Let love be genuine. Abhor what is evil; hold fast to what is good.  Love one another with brotherly affection. Outdo one another in showing honor. Do not be slothful in zeal, be fervent in spirit, serve the Lord. (Romans 12:9-11)

See it now? Again we have a careful balance between truth and love:  Being sincere, real, loathing evil/sin, doing good–but also loving one another as much as we love our natural siblings, but competitively seeking to one up each other only in terms of preferring each other before our selves, serving one another, and showing respect for one another (all being tied up in the concept of honor as I understand it.) We are not to be lazy in our pursuit of God, but fiery hot, even shining or glowing in our spirit as we serve the lord. (Thank you, m-w.com)

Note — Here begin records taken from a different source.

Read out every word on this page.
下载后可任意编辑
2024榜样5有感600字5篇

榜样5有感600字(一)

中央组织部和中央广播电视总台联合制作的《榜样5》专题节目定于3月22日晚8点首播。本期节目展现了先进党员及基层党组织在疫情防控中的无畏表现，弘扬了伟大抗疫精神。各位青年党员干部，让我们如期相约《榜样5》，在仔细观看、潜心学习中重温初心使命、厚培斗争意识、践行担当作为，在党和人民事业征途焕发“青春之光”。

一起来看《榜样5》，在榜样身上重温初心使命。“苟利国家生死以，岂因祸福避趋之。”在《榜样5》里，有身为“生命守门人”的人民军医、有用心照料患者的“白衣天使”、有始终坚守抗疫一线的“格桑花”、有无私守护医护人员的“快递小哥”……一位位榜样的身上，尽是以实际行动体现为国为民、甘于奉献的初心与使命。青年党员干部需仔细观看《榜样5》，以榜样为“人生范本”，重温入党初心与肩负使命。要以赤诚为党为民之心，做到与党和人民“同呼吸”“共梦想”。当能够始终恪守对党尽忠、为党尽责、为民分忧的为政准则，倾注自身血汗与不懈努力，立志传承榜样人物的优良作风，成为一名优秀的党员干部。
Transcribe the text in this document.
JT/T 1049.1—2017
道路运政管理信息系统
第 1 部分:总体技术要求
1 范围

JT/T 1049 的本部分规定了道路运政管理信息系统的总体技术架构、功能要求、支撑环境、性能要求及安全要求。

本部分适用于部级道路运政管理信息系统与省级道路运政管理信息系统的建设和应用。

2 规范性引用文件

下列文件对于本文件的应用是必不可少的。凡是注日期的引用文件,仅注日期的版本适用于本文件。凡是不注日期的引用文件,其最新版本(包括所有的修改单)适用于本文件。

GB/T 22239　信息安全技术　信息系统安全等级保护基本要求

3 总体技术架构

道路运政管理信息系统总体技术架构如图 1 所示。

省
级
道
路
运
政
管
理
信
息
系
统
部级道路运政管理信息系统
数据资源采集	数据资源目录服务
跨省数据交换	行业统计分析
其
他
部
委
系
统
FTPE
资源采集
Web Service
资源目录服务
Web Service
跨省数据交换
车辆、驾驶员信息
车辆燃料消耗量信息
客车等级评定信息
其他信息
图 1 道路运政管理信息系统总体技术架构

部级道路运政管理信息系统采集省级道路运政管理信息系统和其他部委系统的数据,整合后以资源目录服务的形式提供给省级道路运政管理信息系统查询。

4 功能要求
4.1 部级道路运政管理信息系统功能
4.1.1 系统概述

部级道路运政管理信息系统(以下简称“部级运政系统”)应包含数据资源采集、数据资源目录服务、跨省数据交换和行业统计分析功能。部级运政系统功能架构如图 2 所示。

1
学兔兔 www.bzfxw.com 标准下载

Again, as we noted in a similar passage from James, Paul treats the qualities we associate with those too heavy on truth as the book ends of love, wrapping love inside truth in a way that suggests these should all be inseparable qualities held together as a whole, not one side barking at the other. Truth isn’t true without love; and love isn’t loving without truth.

Lord, strengthen us, to be truthful in our expressions of love and loving in our handling of the truth. Grant us grace to love our spiritual family with the affection we have for our natural family. Check us in our spirits, and change our hearts, that we should strive and compete against each other only in how we lay our arms down and seek what is best for the other person, the rest of the family, first before ourselves. Deliver us from fear. In Jesus’ name we pray, amen.